‘Singer’s nodules’ are calluses in the same place on both cords opposing each other, produced by repeatedly forcing a specific pitch. Mine developed through screaming to be heard in an abusive relationship, not from singing incorrectly. I was devastated! How could someone who teaches voice have developed nodules?
It wasn’t my first nodule rodeo, either. I developed them first in 1992 from simultaneously singing with laryngitis, drinking heavily and screaming in a punk band. Back then I received voice therapy at Greenlane Hospital’s Voice Clinic which advocated prolonged vocal rest and learning how to speak with good technique. This was a catalyst to my becoming a vocal coach. I realised there wasn’t adequate support, guidance and correct information available to professional voice users, specifically singers.
What I discovered late last year was that, within the medical system, things haven’t improved. In fact, they’ve gotten far worse! I’m not going to mention how disrespectfully treated I was by the Voice Clinic at Auckland Hospital or how expensive it is to go private. I’ll simply say that the first voice therapy session they could get me was ridiculously six months after diagnosis.
It appears that there’s a schism between old and new approaches. The latter aren’t interested in healing the nodules. Rather, they suggest ‘compensatory strategies’ and ‘coping mechanisms’ such as ‘reducing frequency and length of vocalisation’. I couldn’t believe my ears. How lacking in compassion? How do others facing this cope?
Nodules occur due to forcing the voice, pushing sound through a tight throat with immense amounts of tension in the body. Voice is our primal and immediate means of expression. It’s very hard not to react out of self-defence, as a response to pain, injustice or attack. As any parent can attest, it’s difficult to restrain yourself from yelling at your kids (given provocation, fatigue, exhaustion and exasperation).
Conversely, juvenile nodules present when a child incessantly screams. The outcome is a husky, raspy or breathy tone as nodules prevent the vocal cords from adducting/approximating along their full length. Gaps on either side of the nodule let air escape so that the vocal cords don’t vibrate evenly and freely. There is no such thing as a ‘naturally husky voice’… only damage in need of healing. It’s unlikely they’ll go away without the strategies that follow below.
Though you wind up sounding like Mavis Staples (yasssss!) there is a cost: a marked break, very sore musculature in the throat (neck, tongue, jaw), little or no phonation around the breaking point in the voice, breathiness, vocal fatigue and immense effort making sound. ‘Purity of tone’ is impossible. Sure, roughness is great, but we want at least the option of a clear easeful sound. (Personally, I didn’t have a truncation of range, rather the middle/transitional part of the voice disappeared).

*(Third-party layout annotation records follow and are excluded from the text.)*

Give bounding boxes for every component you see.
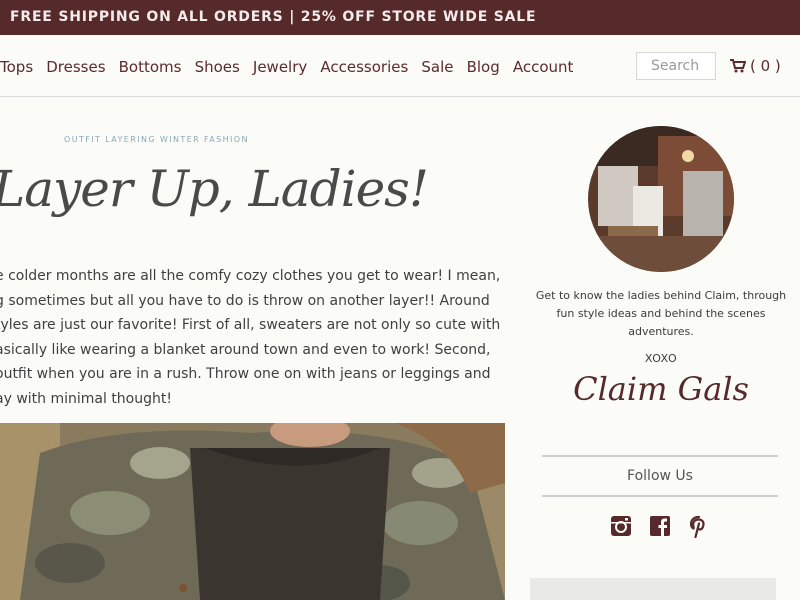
search-placeholder: Search (651, 58, 700, 74)
post-body: e colder months are all the comfy cozy c… (0, 264, 505, 414)
facebook-icon[interactable] (649, 515, 673, 539)
promo-banner-text: FREE SHIPPING ON ALL ORDERS | 25% OFF ST… (10, 9, 537, 25)
divider (542, 455, 778, 457)
cart-button[interactable]: ( 0 ) (730, 57, 781, 77)
follow-heading: Follow Us (627, 468, 693, 484)
store-photo (588, 126, 734, 272)
sign-off: XOXO (644, 352, 678, 365)
post-body-line: tyles are just our favorite! First of al… (0, 317, 501, 333)
nav-item-jewelry[interactable]: Jewelry (253, 58, 307, 76)
nav-item-sale[interactable]: Sale (421, 58, 453, 76)
post-body-line: e colder months are all the comfy cozy c… (0, 268, 501, 284)
signature: Claim Gals (573, 370, 749, 408)
nav-item-tops[interactable]: Tops (0, 58, 33, 76)
sidebar: Get to know the ladies behind Claim, thr… (530, 100, 800, 600)
pinterest-icon[interactable] (688, 515, 712, 539)
nav-item-dresses[interactable]: Dresses (46, 58, 105, 76)
nav-item-account[interactable]: Account (513, 58, 574, 76)
post-hero-image (0, 423, 505, 600)
search-input[interactable]: Search (636, 52, 716, 80)
nav-item-accessories[interactable]: Accessories (320, 58, 408, 76)
post-tags[interactable]: OUTFIT LAYERING WINTER FASHION (64, 135, 249, 144)
cart-count: ( 0 ) (750, 57, 781, 75)
post-body-line: asically like wearing a blanket around t… (0, 341, 491, 358)
about-text: Get to know the ladies behind Claim, thr… (535, 289, 787, 338)
nav-item-shoes[interactable]: Shoes (195, 58, 240, 76)
post-body-line: outfit when you are in a rush. Throw one… (0, 366, 491, 382)
shopping-cart-icon (730, 59, 747, 77)
main-nav: Tops Dresses Bottoms Shoes Jewelry Acces… (0, 35, 800, 97)
post-body-line: ay with minimal thought! (0, 390, 172, 407)
nav-item-bottoms[interactable]: Bottoms (119, 58, 182, 76)
nav-menu: Tops Dresses Bottoms Shoes Jewelry Acces… (0, 57, 581, 76)
sidebar-widget (530, 578, 776, 600)
nav-item-blog[interactable]: Blog (467, 58, 500, 76)
promo-banner: FREE SHIPPING ON ALL ORDERS | 25% OFF ST… (0, 0, 800, 35)
post-title: Layer Up, Ladies! (0, 160, 429, 218)
post-body-line: g sometimes but all you have to do is th… (0, 292, 490, 309)
instagram-icon[interactable] (610, 515, 634, 539)
divider (542, 495, 778, 497)
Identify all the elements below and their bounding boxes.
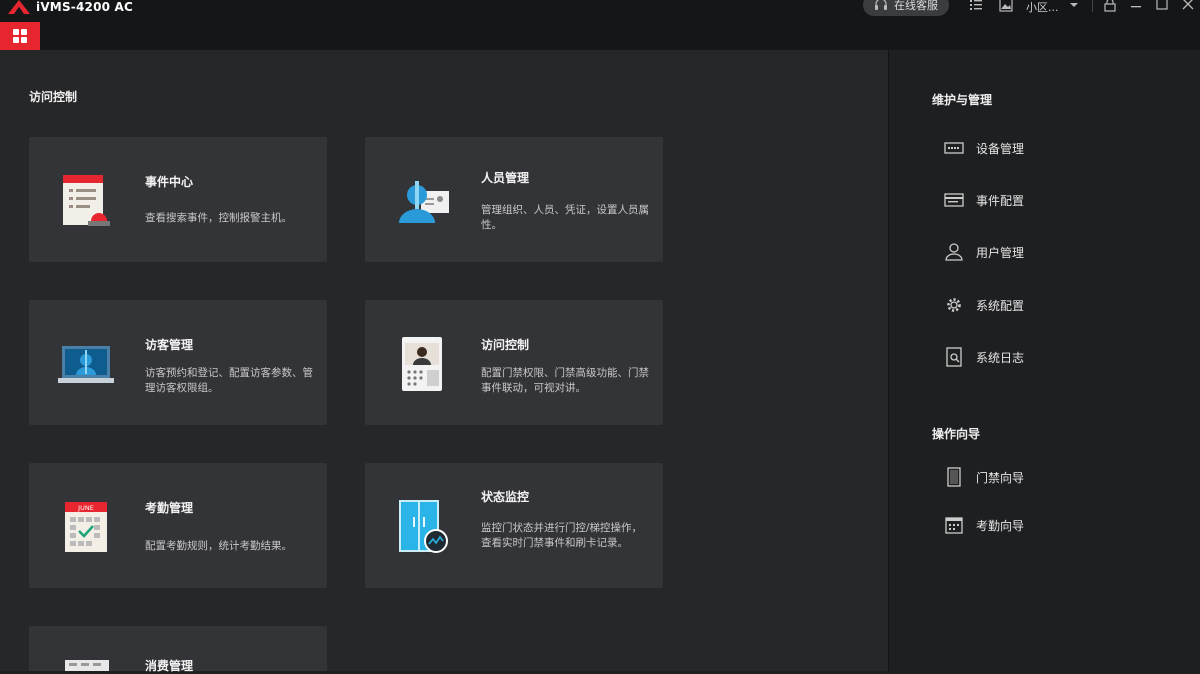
card-description: 监控门状态并进行门控/梯控操作，查看实时门禁事件和刷卡记录。 — [481, 522, 643, 549]
gear-icon — [947, 298, 961, 312]
menu-event-config[interactable]: 事件配置 — [944, 189, 1024, 211]
card-title: 状态监控 — [481, 490, 530, 504]
card-description: 查看搜索事件，控制报警主机。 — [145, 212, 292, 224]
card-title: 访客管理 — [145, 338, 194, 352]
card-description: 配置门禁权限、门禁高级功能、门禁事件联动，可视对讲。 — [481, 367, 649, 394]
log-icon — [946, 347, 962, 367]
visitor-management-icon — [58, 346, 114, 383]
card-title: 人员管理 — [481, 171, 530, 185]
card-description: 访客预约和登记、配置访客参数、管理访客权限组。 — [145, 367, 313, 394]
card-description: 管理组织、人员、凭证，设置人员属性。 — [481, 204, 649, 231]
chevron-down-icon[interactable] — [1067, 0, 1081, 12]
event-config-icon — [944, 193, 964, 207]
menu-label: 设备管理 — [976, 141, 1025, 156]
user-menu[interactable]: 小区... — [1026, 0, 1059, 15]
card-status-monitoring[interactable]: 状态监控 监控门状态并进行门控/梯控操作，查看实时门禁事件和刷卡记录。 — [365, 463, 663, 588]
app-title: iVMS-4200 AC — [36, 0, 134, 14]
user-icon — [945, 243, 963, 261]
menu-device-management[interactable]: 设备管理 — [944, 137, 1024, 159]
close-icon[interactable] — [1181, 0, 1195, 12]
card-event-center[interactable]: 事件中心 查看搜索事件，控制报警主机。 — [29, 137, 327, 262]
online-support-button[interactable]: 在线客服 — [863, 0, 949, 16]
section-title: 访问控制 — [29, 90, 78, 104]
lock-icon[interactable] — [1103, 0, 1117, 12]
hikvision-logo-icon — [8, 0, 30, 14]
headset-icon — [875, 0, 887, 10]
card-visitor-management[interactable]: 访客管理 访客预约和登记、配置访客参数、管理访客权限组。 — [29, 300, 327, 425]
card-person-management[interactable]: 人员管理 管理组织、人员、凭证，设置人员属性。 — [365, 137, 663, 262]
image-icon[interactable] — [999, 0, 1013, 12]
card-access-control[interactable]: 访问控制 配置门禁权限、门禁高级功能、门禁事件联动，可视对讲。 — [365, 300, 663, 425]
card-title: 考勤管理 — [145, 501, 194, 515]
grid-icon — [13, 29, 27, 43]
menu-label: 考勤向导 — [976, 518, 1025, 533]
calendar-guide-icon — [945, 517, 963, 534]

When we’re not heard, or don’t feel heard, we increase volume in hope that the message gets through. Sadly, this is counter-productive. The harder we try to be heard (when repeatedly being interrupted, talked over or when band members crank their guitars to 11) the more tension in the body. Tension is like concrete. We’re acoustic instruments making sound through spatial resonance and bone conduction – drums not windbags. We expect the poor wee vocal cords to do the job of the whole body and they simply can’t. Hence… nodules.
It’s incredibly liberating to accept that some people will never be able to listen, comprehend, understand or hear us out. Our best option, therefore, is to walk away without engaging in protracted arguments. This is easier said than done, especially if we have a history of being silenced or unheard.